E é justamente esta sensação que começa a surgir: a de um programa importante, mas sem atualização compatível com as transformações do mercado e das políticas públicas nacionais.

O que esta situação exige é uma atuação mais ativa, técnica e visionária do Departamento Estadual de Trânsito de Mato Grosso do Sul (Detran-MS).

Programas públicos não podem permanecer estáticos enquanto a realidade econômica e social muda rapidamente.

Planejamento estratégico eficiente pressupõe adaptação constante, revisão de metas e capacidade de identificar novas demandas da sociedade.

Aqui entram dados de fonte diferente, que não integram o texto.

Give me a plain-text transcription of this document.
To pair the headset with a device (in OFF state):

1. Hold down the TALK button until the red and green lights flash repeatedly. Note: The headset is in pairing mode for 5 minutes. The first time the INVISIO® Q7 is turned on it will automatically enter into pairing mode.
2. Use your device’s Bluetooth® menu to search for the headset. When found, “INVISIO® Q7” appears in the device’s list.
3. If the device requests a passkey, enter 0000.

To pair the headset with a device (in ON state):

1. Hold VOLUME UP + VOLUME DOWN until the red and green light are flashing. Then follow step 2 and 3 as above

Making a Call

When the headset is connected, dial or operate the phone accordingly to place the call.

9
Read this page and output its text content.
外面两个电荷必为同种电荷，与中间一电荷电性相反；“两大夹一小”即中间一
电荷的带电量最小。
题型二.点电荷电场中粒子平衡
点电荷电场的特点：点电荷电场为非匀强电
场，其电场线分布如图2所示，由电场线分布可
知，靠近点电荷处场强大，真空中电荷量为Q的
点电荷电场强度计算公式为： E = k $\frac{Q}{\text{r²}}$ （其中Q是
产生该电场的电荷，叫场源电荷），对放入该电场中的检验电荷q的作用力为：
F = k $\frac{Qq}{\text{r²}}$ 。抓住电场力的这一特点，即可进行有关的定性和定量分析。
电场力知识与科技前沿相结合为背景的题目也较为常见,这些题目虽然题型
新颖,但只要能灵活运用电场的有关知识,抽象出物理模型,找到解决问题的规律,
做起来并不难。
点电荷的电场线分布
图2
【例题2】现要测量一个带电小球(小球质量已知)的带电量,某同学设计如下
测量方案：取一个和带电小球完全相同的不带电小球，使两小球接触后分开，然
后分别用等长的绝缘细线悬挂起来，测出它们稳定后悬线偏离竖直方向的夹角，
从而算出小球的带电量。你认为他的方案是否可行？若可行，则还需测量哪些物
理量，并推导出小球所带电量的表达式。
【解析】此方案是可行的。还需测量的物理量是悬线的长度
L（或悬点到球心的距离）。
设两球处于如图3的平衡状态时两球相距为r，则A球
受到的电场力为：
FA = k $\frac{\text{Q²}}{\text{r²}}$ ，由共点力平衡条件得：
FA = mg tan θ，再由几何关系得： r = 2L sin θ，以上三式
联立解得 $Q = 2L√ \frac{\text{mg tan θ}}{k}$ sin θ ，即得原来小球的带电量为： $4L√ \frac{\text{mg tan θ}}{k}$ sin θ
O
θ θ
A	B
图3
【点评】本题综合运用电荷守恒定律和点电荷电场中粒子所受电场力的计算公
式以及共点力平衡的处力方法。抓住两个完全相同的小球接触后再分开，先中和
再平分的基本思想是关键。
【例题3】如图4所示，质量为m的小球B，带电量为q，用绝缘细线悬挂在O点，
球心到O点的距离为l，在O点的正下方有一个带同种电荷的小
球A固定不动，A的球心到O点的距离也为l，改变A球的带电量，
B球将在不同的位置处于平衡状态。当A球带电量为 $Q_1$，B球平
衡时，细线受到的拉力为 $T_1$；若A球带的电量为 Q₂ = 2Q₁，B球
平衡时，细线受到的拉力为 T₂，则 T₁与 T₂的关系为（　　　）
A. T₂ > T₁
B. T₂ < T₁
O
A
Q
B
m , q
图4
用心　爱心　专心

E talvez a principal delas esteja justamente no mercado de trabalho. Em Mato Grosso do Sul, ter CNH continua sendo porta de entrada para inúmeras oportunidades profissionais.

Em um estado fortemente ligado ao agronegócio, à logística, à mineração e à indústria da celulose, existe demanda permanente – e crescente – por motoristas qualificados, especialmente para veículos de grande porte.

Por isso, o CNH Social precisa ser recalibrado. Em vez de concentrar esforços apenas na primeira habilitação das categorias mais básicas, o programa poderia priorizar a formação e qualificação de motoristas para as categorias D e E, destinadas ao transporte de passageiros, caminhões e carretas.

Esta mudança teria impacto social e econômico relevante. Permitiria que trabalhadores de baixa renda conquistassem profissões com melhor remuneração, ajudaria pessoas que já têm CNH a avançarem profissionalmente e ainda atenderia a uma necessidade concreta de grandes empresas instaladas no Estado, que frequentemente relatam dificuldade para encontrar profissionais habilitados para operar veículos de transporte pesado.